Before you chase after an opportunity that seems promising, do your due diligence. Take a more analytical, and less emotional approach as to whether or not to move forward.
2. Let your goals be your guide
A lot of entrepreneurs are scared of losing their shirts. So they make decisions designed for them to not lose, instead of ones that move them closer to their big vision.
Billy's advice is to view every opportunity through the lens of your goals:
"I don't think I fear risk very much. A lot of people take that the wrong way. I'm not like a crazy gambler. It's more of I'm ok with failing, because if they line up with my goals, I'm ok with losing a bit of temporary money or time, it doesn't matter. It's much worse to pursue something that's "safe", if it doesn't get me to my goals. And I think that's the way a lot of people operate...It's better to start taking bets that actually make sense...take ten thousand that's a "risky bet" that's going to help you reach your goal.
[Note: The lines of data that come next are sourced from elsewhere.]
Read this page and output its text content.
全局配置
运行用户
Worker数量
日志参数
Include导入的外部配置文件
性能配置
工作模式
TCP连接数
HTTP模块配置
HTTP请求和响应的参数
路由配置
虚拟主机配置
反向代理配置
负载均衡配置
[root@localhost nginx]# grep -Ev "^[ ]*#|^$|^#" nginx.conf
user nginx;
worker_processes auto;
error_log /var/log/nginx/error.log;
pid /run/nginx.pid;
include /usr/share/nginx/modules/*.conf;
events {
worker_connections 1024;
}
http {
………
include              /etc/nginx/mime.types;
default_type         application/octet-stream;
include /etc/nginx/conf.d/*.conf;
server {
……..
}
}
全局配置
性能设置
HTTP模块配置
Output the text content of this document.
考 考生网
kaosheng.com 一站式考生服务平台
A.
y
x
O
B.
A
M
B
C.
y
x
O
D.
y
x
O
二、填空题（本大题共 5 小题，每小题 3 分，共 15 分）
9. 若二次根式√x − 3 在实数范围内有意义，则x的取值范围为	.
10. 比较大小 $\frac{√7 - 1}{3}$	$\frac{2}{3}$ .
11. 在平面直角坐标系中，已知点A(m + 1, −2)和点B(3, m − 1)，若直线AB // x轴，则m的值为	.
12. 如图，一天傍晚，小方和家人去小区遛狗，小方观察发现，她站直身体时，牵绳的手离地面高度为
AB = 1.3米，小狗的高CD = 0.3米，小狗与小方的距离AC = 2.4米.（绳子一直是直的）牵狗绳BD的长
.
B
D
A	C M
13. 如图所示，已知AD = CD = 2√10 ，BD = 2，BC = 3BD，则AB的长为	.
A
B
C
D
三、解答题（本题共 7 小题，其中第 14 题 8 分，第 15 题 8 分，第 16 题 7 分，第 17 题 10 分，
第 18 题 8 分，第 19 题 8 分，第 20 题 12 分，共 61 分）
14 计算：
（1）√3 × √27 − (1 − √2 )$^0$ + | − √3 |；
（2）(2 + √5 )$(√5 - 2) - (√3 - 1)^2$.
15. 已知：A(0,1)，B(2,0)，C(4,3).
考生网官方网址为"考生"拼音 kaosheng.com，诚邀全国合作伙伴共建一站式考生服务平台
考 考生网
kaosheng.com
Take twenty thousand to make a bet to help you reach your goal."
As you try to evaluate whether or not to pursue a specific area, direct your attention on the goals you want to achieve, rather than the negative outcomes you want to avoid.
That doesn't mean you're ignoring potential downsides. It just puts you in the position to play smart offense that will help you score. Even with the best defense, you'll never win the game if you don't put any points on the board.
3. Place bets more often
After a quick round of losses, I took myself out of the game when it came to gambling in the casino. But like with most tasks, your skill and proficiency level get better the more times you do it.
Billy didn't start out being a master risk taker. He started small in the poker world, and worked his way up. Over time, he learned how to make better, more strategic bets and strengthened his risk tolerance along the way.
Here's what he says you'll learn as you start to do the same:
"The more people start taking these risks, they'll realize they aren't really risks. It's riskier to never risk anything and guarantee you'll lose the game."
Strengthen your risk taking muscle by placing more bets. Start small, learn from the experience, and then use those findings to help you get better the next time.
Risk is an inherent part of building a business. Instead of doing everything in your power to avoid it so you can hold on to what you have, use the strategies above to get smarter about taking them, so you can multiply your results exponentially.